Sometimes we get asked the question to describe an unstructured process (especially for people well versed in business process management) as an iconic example of an unstructured, human process. One example we tend to give is the internal audit process – where there is a framework for the way audits are handled, but each specific audit is different than the previous. Another similar example is Board of Directors decision tracking.

Well, in light of the current administration’s focus on governance- I starting thinking about combining the two. So I tried to find what is out there in the way of tools available for the corporate audit committees. What I found was an audit committee toolkit by the American Institute of Certified Public Accounts (AICPA). It looks interesting,containing “checklists, matrices, reports, questionnaires and other pertinent materials  specifically tailored to public companies including and designed to make audit committee best practices actionable”.

I am sure that it is useful, but not really what I would call a tool, it is more of a guideline or best practice – exactly what you would expect to see as the kick-off point for an unstructured, human process. But just providing a guideline doesn’t really mesh with another document I found from the Institute of Internal Auditors – “The Audit Committee” where they state “Audit committee members must maintain an in-depth understanding of internal audit best practices and how internal audit is functioning.”

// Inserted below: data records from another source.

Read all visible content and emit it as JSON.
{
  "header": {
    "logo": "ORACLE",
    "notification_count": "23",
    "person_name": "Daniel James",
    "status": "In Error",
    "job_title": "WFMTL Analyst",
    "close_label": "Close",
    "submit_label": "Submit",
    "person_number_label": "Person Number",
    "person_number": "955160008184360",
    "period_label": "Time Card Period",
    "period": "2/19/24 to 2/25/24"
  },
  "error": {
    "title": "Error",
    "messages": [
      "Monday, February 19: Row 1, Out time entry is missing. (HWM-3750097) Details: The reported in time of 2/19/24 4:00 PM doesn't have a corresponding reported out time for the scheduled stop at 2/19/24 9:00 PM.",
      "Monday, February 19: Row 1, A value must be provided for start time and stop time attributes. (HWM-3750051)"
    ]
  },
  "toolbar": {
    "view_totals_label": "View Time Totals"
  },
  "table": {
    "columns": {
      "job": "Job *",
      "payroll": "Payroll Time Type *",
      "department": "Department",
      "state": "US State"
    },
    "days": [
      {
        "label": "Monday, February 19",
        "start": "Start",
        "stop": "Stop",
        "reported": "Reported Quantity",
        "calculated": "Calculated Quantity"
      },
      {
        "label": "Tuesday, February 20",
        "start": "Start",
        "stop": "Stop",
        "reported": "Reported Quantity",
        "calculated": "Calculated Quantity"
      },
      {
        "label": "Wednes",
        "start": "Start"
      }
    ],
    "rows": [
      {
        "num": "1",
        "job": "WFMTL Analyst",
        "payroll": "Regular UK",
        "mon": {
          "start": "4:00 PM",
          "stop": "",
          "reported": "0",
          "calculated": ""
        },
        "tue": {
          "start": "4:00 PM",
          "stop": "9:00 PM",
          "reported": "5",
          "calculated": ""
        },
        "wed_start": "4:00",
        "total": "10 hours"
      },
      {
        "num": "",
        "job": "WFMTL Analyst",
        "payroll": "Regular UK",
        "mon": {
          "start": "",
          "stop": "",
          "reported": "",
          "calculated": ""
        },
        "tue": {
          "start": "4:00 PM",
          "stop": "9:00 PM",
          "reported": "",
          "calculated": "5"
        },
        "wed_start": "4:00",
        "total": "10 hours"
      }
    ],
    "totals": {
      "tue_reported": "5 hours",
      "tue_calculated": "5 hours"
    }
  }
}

As with most unstructured processes, they really can’t do that only using documents, email and meetings- since there is no way for them to know how the internal audits are actually functioning – at best they can get a glimpse of the process at both ends – once when they define the processes and the other when they see the result. They really don’t have any visibility into how their audit process is actually executing. If I was on an audit committee, I think I would be worried about that given the current administration’s stance on compliance and audits.

Of course, we would recommend using our human process management system (ActionBase) for this, just as it is used for Board of Directors decision tracking and other unstructured processes.